I agree with Confucius. And most people don't do "reflection" until it is way
too late.

-Phil H.

You can also check my "Tookie" Flickr Page (1) or "Tookie"Flickr Page (2) for more comments:

OP/ED I have received comments in several places on the Stan "Tookie" Williams Case - I am trying to consolidate most of them here. As the Governor considers the facts in this case I am very interested to hear what you think on this topic. Please if you feel like you have something to say about this case you can easily post a comment below this thread. Just click on the word "comment" in the last line.

Several people have asked me what I feel about this case it comes down to this; we have a legal system in this country that requires that guilt - especially in capital cases be proven beyond a reasonable doubt. I'm not sure that in this case the prosecution met that standard. With all of the revelations about the conduct of the LAPD in the recent past, I think they have a very tough standard to meet. That is why I have posted links to the prosecution and the defense below.

I do believe that Mr. Williams would tell you himself that he is no choirboy and that through his actions, and the actions of his associates, many have been harmed in numerous ways -- and let's face it in fact some people have been murdered. On the other hand however these are not the crimes he was tried for. He was not tried under the RICO act or other racketeering legislation, as perhaps he should have been, he was charged under state law for murder. Having said that the murder /robberies conducted two weeks apart in 1979 netting the perpetrator a total of $160.00 are the kind of barbaric acts that rise to the level of viciousness that the death penalty, was designed to seek societal retribution for.

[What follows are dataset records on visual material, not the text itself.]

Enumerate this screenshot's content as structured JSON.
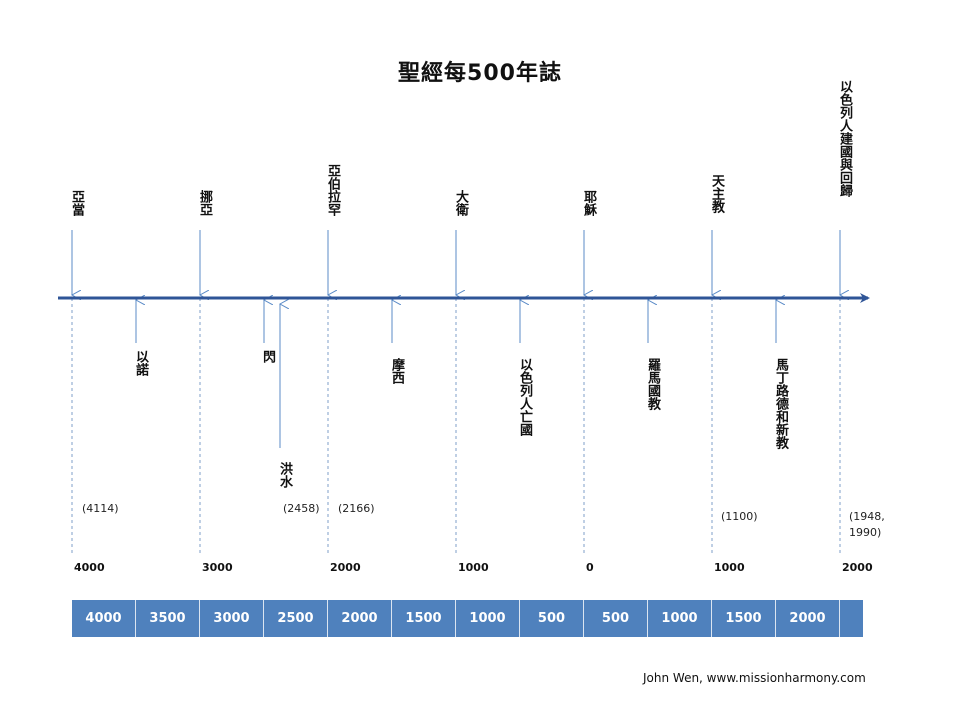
{
  "title": "聖經每500年誌",
  "upper_events": [
    {
      "label": "亞當"
    },
    {
      "label": "挪亞"
    },
    {
      "label": "亞伯拉罕"
    },
    {
      "label": "大衛"
    },
    {
      "label": "耶穌"
    },
    {
      "label": "天主教"
    },
    {
      "label": "以色列人建國與回歸"
    }
  ],
  "lower_events": [
    {
      "label": "以諾"
    },
    {
      "label": "閃"
    },
    {
      "label": "洪水"
    },
    {
      "label": "摩西"
    },
    {
      "label": "以色列人亡國"
    },
    {
      "label": "羅馬國教"
    },
    {
      "label": "馬丁路德和新教"
    }
  ],
  "year_notes": [
    "(4114)",
    "(2458)",
    "(2166)",
    "(1100)",
    "(1948,",
    "1990)"
  ],
  "axis_years": [
    "4000",
    "3000",
    "2000",
    "1000",
    "0",
    "1000",
    "2000"
  ],
  "bar_cells": [
    "4000",
    "3500",
    "3000",
    "2500",
    "2000",
    "1500",
    "1000",
    "500",
    "500",
    "1000",
    "1500",
    "2000"
  ],
  "colors": {
    "axis": "#2f5597",
    "arrow": "#5b8bc7",
    "dashed": "#7f9fc8",
    "bar": "#4f81bd"
  },
  "credit": "John Wen, www.missionharmony.com"
}
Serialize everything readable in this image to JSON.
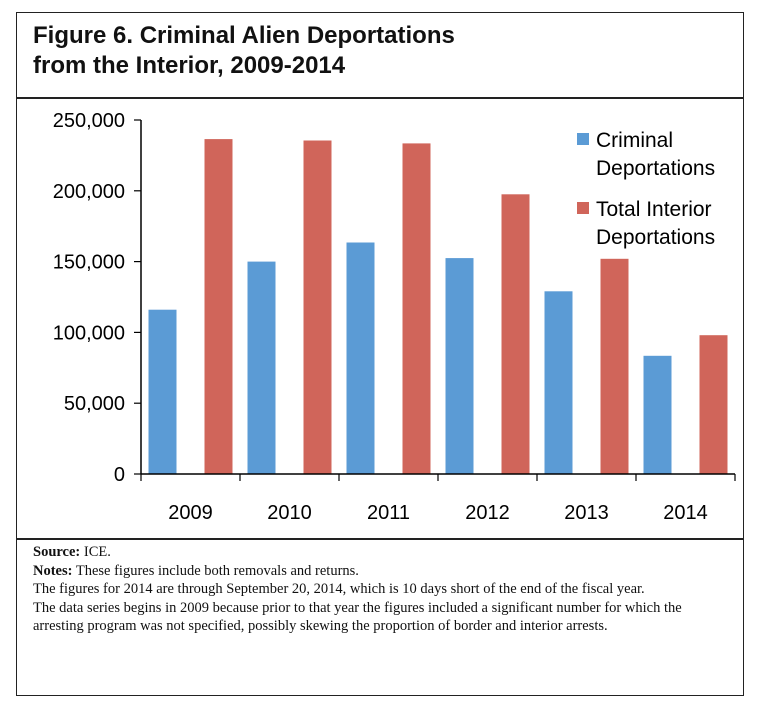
{
  "figure": {
    "title_line1": "Figure 6. Criminal Alien Deportations",
    "title_line2": "from the Interior, 2009-2014"
  },
  "notes": {
    "source_label": "Source:",
    "source_text": "ICE.",
    "notes_label": "Notes:",
    "notes_text": "These figures include both removals and returns.",
    "line2": "The figures for 2014 are through September 20, 2014, which is 10 days short of the end of the fiscal year.",
    "line3": "The data series begins in 2009 because prior to that year the figures included a significant number for which the arresting program was not specified, possibly skewing the proportion of border and interior arrests."
  },
  "colors": {
    "criminal": "#5b9bd5",
    "total": "#d0655a",
    "axis": "#000000"
  },
  "chart_data": {
    "type": "bar",
    "title": "Figure 6. Criminal Alien Deportations from the Interior, 2009-2014",
    "xlabel": "",
    "ylabel": "",
    "categories": [
      "2009",
      "2010",
      "2011",
      "2012",
      "2013",
      "2014"
    ],
    "series": [
      {
        "name": "Criminal Deportations",
        "legend_lines": [
          "Criminal",
          "Deportations"
        ],
        "color": "#5b9bd5",
        "values": [
          116000,
          150000,
          163500,
          152500,
          129000,
          83500
        ]
      },
      {
        "name": "Total Interior Deportations",
        "legend_lines": [
          "Total Interior",
          "Deportations"
        ],
        "color": "#d0655a",
        "values": [
          236500,
          235500,
          233500,
          197500,
          152000,
          98000
        ]
      }
    ],
    "ylim": [
      0,
      250000
    ],
    "yticks": [
      0,
      50000,
      100000,
      150000,
      200000,
      250000
    ],
    "ytick_labels": [
      "0",
      "50,000",
      "100,000",
      "150,000",
      "200,000",
      "250,000"
    ],
    "grid": false,
    "legend_position": "top-right"
  }
}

Given the well-documented disparity in which the death penalty is implemented, I am very reluctant to say I am a death penalty proponent. I do feel in cases like the unrepentant murderers; Tim McViegh and Richard Allen Davis (the admitted murderer of Polly Klaas) that the horrific nature of the crimes committed, are reason enough for them to forfeit their right to breathe the same air as we do. I am torn by a thoroughgoing belief that ultimately there are things for which vengeance has a place and on the other hand I am floored by the contradictory nature of killing people to teach people that killing is bad. I do believe ultimately that it is society, which has to do something to intercede in the prevention of vicious acts, or we will never get out of the spiral of families seeking justice on their own. Isn't that what groups such as the lawless gangs Mr. Williams formed did, summary justice and unending reprisal? If you or your family has never been the victim of a violent crime, then perhaps you will not understand that last riff, I hope you never will.



2 comments:

PTCruiser said...

Just wanted to say that I am headed to San Quentin tomorrow for what I already know will be an execution. I am disheartened but will continue to fight capital punishment until I no longer have a fight left in me.

Scott Pearson said...

This case points out the need for reforming how we view our penal system. It proves how rehabilitation is possible, and yet accountability is more elusive. The death penalty will take away a life that has turned out, eventually, to bring good to the world. That doesn't mean Tookie Williams should go free. Life in prison is a terrible sentence, living a life unfree. That is accountability for horrible actions judged guilty. Killing Tookie Wiliams will not make me or anyone else safer, or deter anyone or change the likelihood of further violent crime. Clemency, and the eventual ceassation of the death penalty, will allow violent criminals to be held accountable, and yet allow them to make something of value with their lives, while not getting to live a full life. That to me is the trade-off that works. Justice.